A little further along we came to a stunning sculpture, Man & Boy which was erected to commemorate those from Brixham who lost their lives at sea.
In my last post I mentioned that I’d share my experience of my ‘internet date’. For some months now I have been following an excellent blog http://www.margaretpowling.com/ which is written by a lovely lady, a writer who lives in Devon – in fact, just a few miles from Brixham. We have discovered, via our blogs, that we have a great deal in common. It seemed a wasted opportunity for us not to meet up when I was so close. Despite some slight concern from our husbands who have clearly heeded all the advice on staying safe whilst meeting people with whom one has been in contact over the internet, we were both absolutely certain that we’d be ok. And we were – we hit it off immediately, chatted seamlessly for two very enjoyable hours, drank coffee and ate cake in Liberty’s cafe and cocktail bar which is certainly an unusual place. Margaret suggested ‘Art Deco meets fairground’ and I think that’s a pretty apt description. I just know that if we lived closer, we’d meet up on a regular basis .

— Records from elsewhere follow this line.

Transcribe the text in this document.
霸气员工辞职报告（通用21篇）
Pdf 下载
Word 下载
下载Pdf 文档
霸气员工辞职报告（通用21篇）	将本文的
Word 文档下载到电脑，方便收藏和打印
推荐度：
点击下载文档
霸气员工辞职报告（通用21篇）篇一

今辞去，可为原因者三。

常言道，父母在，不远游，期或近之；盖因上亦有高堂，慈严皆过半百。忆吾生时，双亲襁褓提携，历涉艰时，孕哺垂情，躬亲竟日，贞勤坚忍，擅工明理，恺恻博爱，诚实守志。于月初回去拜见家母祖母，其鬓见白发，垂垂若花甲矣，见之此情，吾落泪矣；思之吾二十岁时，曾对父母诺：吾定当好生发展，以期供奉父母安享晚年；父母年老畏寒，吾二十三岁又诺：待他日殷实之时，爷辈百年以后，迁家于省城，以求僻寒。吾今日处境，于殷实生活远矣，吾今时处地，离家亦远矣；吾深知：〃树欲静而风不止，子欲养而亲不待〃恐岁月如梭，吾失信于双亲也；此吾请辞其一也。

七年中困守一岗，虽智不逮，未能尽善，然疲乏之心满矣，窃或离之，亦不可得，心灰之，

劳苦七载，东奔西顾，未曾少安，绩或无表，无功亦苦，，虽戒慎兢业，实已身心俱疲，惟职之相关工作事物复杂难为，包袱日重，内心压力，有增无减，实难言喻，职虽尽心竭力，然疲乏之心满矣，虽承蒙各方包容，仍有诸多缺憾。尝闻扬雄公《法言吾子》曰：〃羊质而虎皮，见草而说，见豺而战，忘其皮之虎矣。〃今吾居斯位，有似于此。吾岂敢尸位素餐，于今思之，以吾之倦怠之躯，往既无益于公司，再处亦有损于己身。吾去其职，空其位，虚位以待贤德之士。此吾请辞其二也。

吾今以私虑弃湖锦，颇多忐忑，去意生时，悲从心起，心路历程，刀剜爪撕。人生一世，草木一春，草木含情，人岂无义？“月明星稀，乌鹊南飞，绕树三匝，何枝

Other highlights of the week included visits to Torquay where we ate a very tasty lunch in the delightful Pier Point restaurant, and to Cockington which I read is the most photographed village in Devon.
On our last day we walked up to Berry Head to see the remains of the Napoleonic fort, relics from the Cold War – the Roc bunker and observation post, and the lighthouse.
Finally we entered the Guardhouse Cafe which is housed in the old guardhouse where a delicious cream tea with warm scones, strawberry jam and thick clotted cream provided a fitting end to our visit to Devon.